755.4
Social Security and Orphans in Foster Care: The Experiences of Social Workers and Home Based Care Workers in the South African State's Provision of the Foster Care Grant

Tuesday, July 15, 2014: 9:15 AM
Room: Booth 55
Oral Presentation
Anthony KAZIBONI , Sociology, University of Johannesburg, Johannesburg, South Africa
South Africa’s HIV epidemic remains the largest in the world. It is estimated that there were 5.6 million people living with HIV in 2009 (WHO, 2011: 24). South Africa had an estimated 1.9 million children who had been orphaned by AIDS by 2009 (SAHRC, 2011: 57) and this figure is expected to increase to an estimated 4 million children (approximately 10% of the entire population) by 2015 (Whiteside and Sunter in Madhavan, 2004: 1443). The South African state has a well-developed system of social security. The state introduced a foster care grant, which is unique to it, in response to the HIV and AIDS pandemic (Hearle and Ruwanpura, 2009: 427). For the state to get the foster care grant to the orphans there are actors that play a mediating role between the state and the orphans in foster care. This paper pays particular attention at the experiences of social workers and home based care workers in the South African state’s provision of the foster care grant in Ha-Makuya, a rural district in Northern Venda (Limpopo Province).

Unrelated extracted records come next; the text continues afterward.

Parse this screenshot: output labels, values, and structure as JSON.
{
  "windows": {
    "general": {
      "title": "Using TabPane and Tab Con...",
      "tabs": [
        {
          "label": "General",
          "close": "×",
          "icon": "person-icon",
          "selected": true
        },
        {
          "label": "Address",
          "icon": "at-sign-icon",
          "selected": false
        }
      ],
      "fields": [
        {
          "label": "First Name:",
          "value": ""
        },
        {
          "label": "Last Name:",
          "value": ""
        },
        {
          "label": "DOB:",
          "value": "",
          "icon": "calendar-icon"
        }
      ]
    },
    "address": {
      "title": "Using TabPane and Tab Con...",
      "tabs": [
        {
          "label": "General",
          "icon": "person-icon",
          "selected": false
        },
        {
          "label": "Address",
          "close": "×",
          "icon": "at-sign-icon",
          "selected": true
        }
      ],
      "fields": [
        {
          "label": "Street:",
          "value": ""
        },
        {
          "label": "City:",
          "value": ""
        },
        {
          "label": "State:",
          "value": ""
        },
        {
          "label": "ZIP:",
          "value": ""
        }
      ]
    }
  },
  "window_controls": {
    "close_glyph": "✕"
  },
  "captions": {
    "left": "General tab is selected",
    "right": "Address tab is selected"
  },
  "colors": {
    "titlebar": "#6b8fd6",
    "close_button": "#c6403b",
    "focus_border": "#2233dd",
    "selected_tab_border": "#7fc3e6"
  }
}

During the Apartheid era, Ha-Makuya suffered systematic underdevelopment and is now considered to be a national poverty node (Berman and Allen, 2012: 81). Data were collected from seven purposively sampled social workers and home based care workers who were interviewed in May 2013. It was found that the application of the foster care grant was dependent on the role played by the home based care workers as they were the “eyes in the community” and also they, according to the social workers, “liaised” with them. This paper also illuminates the functionality of other social institutions. These social institutions include the family, the legal system and the social services.